At a prior hearing, House Democrats voiced concern over the constitutionality of the plan in the wake of constraints placed on the state's ability to cut benefits by the Illinois Supreme Court in its May opinion voiding the state's 2013 overhaul.

The Rauner proposal borrows from Senate President John Cullerton pension reform "consideration" model that seeks to pass constitutional muster by getting employees to accept reduced benefits in exchange for some perks.

A consideration model would apply state plans, downstate public safety plans, which would be consolidated, and the Chicago Teachers' Pension Fund. Cook County could choose between its proposal or the consideration model. The Rauner proposal calls for the consolidation of 640 public safety funds across the state.

Rauner's plan would set a baseline of benefits and then offer incentives, like a one-time pay hike or vacation time, to move into the lower-cost system, according to Rauner deputy counsel Dennis Murashko and policy advisor Michael Mahoney.

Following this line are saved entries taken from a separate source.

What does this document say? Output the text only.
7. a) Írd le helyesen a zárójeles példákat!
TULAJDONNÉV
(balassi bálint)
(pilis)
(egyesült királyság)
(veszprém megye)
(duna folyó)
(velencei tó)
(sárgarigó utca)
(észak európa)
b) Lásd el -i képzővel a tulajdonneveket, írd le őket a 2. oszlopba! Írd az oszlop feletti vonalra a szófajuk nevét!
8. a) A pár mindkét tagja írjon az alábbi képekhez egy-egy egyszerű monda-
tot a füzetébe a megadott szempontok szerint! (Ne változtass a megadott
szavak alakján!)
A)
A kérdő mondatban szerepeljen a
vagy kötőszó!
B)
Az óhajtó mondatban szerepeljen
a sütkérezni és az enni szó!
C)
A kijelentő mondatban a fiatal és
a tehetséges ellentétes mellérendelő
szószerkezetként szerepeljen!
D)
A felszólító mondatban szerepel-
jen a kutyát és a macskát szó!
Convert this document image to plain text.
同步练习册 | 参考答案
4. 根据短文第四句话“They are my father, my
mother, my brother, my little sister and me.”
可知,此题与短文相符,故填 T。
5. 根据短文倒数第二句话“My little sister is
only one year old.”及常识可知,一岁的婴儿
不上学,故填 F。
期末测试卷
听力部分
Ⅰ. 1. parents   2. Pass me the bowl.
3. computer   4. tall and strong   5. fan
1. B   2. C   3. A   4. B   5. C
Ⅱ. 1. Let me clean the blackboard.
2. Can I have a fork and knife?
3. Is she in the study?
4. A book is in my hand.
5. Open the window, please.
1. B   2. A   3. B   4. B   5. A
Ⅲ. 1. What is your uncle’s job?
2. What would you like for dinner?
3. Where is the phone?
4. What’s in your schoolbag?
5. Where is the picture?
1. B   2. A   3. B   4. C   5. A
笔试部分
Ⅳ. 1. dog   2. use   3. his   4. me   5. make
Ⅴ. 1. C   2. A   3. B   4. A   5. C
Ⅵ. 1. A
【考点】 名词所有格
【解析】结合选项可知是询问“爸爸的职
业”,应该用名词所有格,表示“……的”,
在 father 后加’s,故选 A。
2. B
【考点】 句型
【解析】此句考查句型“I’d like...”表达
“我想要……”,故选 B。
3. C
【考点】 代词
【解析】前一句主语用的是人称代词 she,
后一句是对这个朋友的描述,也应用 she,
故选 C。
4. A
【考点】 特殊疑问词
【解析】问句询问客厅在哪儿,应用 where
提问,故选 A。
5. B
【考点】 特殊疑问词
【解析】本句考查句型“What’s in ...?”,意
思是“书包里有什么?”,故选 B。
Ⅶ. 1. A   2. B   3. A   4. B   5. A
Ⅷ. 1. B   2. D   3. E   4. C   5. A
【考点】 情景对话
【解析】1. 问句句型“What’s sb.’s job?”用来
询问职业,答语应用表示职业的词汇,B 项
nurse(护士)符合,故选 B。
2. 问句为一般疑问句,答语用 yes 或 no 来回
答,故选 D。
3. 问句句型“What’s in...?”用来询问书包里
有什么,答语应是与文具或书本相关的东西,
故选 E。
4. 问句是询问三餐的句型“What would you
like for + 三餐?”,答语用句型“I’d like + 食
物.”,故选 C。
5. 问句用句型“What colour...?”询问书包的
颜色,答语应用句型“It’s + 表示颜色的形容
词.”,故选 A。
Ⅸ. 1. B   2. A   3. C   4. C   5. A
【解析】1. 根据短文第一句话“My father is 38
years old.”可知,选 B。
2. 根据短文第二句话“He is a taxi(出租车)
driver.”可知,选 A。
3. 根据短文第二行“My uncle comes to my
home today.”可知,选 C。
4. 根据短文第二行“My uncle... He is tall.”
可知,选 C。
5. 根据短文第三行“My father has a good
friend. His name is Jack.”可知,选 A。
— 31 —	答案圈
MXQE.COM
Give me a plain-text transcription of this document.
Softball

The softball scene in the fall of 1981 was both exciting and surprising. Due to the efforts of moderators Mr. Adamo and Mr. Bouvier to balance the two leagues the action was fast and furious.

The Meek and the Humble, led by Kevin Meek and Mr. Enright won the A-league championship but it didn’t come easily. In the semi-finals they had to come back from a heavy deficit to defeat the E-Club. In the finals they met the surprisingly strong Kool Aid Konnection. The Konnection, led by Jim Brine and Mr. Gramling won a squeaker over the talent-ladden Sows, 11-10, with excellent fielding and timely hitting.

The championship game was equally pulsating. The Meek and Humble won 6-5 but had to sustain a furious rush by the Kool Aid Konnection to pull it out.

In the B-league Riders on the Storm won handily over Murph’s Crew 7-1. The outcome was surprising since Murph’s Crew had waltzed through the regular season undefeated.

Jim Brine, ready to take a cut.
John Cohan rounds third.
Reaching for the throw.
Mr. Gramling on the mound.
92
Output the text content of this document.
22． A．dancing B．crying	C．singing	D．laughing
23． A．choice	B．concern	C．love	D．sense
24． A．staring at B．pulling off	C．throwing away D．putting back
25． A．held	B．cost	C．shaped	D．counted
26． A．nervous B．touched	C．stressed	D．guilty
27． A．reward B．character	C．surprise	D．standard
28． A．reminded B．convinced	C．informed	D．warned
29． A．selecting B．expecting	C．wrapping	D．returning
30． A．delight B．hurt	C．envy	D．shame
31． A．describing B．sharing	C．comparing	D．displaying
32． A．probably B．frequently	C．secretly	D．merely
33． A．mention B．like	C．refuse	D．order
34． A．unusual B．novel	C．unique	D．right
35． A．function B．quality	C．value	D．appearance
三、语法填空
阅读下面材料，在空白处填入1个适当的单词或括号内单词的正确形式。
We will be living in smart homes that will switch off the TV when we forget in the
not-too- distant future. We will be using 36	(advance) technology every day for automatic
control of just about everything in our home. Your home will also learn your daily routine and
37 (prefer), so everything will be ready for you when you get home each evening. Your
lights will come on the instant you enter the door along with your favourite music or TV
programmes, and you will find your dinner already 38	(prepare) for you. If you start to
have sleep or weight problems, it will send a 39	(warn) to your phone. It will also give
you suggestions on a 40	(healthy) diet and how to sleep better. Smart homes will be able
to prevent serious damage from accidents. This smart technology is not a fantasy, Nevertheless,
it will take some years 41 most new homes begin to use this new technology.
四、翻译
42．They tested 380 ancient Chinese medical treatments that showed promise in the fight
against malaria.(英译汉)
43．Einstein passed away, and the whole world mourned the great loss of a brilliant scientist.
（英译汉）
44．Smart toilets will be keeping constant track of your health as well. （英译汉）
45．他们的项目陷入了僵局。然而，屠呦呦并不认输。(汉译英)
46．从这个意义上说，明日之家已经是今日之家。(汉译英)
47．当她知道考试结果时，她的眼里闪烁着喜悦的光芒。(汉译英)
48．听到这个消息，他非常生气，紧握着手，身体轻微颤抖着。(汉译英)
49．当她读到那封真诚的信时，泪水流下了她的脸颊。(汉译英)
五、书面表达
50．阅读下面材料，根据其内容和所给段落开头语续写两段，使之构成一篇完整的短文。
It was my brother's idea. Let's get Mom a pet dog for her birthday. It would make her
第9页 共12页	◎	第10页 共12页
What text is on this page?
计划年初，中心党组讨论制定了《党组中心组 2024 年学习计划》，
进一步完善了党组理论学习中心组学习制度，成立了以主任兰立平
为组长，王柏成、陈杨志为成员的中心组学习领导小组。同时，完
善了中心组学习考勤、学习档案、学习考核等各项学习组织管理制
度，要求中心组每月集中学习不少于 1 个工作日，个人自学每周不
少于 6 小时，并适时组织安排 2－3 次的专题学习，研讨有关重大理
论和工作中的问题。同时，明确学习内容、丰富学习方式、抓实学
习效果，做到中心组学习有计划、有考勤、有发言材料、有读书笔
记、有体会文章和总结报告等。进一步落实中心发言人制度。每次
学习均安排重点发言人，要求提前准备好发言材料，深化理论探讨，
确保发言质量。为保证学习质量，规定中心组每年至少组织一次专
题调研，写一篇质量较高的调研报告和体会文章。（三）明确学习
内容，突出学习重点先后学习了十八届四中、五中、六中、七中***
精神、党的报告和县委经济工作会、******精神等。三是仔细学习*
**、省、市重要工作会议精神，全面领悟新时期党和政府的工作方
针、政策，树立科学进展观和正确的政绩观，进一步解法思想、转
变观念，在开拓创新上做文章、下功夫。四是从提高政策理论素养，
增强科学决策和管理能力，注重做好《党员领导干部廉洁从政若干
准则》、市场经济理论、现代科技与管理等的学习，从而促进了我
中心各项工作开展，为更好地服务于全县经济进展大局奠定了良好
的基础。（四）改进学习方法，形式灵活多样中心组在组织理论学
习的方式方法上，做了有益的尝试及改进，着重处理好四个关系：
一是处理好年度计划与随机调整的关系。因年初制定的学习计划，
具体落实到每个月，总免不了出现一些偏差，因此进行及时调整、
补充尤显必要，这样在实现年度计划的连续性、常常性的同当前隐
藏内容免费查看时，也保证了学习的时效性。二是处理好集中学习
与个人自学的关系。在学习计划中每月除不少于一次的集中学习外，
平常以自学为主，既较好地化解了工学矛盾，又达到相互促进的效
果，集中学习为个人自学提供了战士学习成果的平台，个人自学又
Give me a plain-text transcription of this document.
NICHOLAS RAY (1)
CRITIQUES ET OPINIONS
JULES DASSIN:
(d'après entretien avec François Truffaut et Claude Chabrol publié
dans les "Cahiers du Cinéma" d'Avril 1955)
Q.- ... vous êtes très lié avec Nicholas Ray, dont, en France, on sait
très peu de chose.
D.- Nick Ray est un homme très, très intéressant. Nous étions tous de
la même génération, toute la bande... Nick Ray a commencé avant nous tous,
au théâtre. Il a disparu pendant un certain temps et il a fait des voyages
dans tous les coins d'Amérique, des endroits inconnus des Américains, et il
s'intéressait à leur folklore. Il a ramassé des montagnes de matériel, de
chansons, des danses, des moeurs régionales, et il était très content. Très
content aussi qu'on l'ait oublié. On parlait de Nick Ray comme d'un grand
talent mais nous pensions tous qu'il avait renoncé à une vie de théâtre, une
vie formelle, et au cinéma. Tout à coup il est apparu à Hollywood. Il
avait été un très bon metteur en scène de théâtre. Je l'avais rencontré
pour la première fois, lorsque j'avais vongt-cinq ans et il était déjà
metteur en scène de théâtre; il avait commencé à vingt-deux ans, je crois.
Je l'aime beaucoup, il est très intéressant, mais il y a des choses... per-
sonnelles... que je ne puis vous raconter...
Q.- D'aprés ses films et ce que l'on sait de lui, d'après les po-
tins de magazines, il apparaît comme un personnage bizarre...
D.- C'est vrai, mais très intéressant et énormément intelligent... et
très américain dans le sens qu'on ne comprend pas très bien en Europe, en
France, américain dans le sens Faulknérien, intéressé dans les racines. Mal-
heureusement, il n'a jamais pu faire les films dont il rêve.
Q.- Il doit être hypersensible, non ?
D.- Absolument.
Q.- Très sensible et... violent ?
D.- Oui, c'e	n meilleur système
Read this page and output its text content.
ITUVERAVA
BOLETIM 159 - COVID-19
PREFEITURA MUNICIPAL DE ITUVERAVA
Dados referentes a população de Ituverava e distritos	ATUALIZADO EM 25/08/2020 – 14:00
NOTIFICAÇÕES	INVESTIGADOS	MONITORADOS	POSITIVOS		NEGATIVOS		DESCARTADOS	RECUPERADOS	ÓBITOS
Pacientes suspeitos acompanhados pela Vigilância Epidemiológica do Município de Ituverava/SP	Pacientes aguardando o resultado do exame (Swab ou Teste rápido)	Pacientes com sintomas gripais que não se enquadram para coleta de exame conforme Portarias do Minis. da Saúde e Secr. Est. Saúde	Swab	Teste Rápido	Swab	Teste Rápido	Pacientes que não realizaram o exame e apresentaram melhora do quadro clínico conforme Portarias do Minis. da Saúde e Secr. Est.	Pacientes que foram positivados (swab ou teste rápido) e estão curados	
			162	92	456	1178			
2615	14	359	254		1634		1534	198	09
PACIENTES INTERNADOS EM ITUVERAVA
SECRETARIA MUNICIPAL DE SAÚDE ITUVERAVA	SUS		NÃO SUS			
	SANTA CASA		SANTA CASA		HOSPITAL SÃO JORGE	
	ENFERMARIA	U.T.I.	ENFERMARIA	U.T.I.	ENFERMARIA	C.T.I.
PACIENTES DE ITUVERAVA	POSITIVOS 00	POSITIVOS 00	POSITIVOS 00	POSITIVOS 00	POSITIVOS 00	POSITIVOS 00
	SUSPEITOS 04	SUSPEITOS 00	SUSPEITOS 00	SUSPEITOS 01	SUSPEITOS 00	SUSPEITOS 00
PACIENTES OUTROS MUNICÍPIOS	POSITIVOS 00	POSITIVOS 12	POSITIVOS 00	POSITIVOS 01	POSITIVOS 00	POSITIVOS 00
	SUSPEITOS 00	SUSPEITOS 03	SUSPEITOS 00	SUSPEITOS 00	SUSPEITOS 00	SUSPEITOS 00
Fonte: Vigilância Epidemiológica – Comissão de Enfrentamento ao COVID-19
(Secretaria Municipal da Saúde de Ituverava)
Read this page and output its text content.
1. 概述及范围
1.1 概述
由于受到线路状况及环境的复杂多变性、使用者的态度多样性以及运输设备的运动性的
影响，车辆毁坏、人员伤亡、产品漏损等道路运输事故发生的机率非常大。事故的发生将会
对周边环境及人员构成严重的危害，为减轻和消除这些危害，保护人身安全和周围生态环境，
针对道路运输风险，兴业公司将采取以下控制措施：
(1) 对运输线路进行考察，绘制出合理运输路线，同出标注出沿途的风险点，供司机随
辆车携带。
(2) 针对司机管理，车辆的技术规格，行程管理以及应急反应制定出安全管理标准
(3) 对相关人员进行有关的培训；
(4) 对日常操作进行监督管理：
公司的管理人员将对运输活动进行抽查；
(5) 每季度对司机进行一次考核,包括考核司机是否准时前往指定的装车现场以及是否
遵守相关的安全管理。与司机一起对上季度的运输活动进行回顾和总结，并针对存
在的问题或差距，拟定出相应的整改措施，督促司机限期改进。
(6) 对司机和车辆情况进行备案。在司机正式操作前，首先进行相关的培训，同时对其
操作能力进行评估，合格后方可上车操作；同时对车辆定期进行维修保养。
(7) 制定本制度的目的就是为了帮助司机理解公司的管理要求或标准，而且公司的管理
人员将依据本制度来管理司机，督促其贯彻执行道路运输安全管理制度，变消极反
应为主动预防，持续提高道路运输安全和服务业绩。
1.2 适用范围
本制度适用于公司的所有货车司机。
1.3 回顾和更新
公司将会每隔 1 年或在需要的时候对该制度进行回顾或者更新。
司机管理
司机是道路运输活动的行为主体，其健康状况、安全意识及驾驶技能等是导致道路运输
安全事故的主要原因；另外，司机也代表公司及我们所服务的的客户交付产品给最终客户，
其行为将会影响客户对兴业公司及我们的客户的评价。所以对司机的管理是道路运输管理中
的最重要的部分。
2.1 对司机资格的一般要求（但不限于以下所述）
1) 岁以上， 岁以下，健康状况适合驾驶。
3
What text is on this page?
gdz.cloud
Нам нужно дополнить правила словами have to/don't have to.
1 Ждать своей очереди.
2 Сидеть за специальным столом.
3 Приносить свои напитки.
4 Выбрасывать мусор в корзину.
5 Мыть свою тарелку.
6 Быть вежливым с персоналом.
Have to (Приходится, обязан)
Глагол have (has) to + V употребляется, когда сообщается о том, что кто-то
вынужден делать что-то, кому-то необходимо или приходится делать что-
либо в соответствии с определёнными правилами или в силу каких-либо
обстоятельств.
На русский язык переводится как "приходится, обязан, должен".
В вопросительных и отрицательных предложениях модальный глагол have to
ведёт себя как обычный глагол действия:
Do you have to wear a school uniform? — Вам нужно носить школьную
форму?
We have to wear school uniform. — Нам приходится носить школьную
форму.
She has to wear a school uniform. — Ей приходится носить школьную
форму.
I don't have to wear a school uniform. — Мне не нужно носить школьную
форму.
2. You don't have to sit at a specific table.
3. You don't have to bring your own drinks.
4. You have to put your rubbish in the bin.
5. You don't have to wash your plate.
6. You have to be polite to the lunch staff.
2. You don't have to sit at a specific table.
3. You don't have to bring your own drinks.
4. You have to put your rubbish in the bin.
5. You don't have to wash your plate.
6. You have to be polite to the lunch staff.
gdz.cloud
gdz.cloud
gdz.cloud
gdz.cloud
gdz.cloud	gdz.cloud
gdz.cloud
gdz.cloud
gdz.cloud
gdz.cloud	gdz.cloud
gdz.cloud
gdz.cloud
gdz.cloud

But to stay in the higher-tier benefit plan, the employee would have to accept changes to their current vacation time and pay. Murashko argued that such perks are not protected by the pension clause and that's why they could pass a legal test.

Some Democrats said the proposal appears to offer only one cut in exchange for another, with no benefit on the table. Rep. Robert Martwick, D-Norridge, raised that concern, asking: "I'm wondering how removing benefits employees currently enjoy and then offering them back to them, how does that equate into adequate consideration?"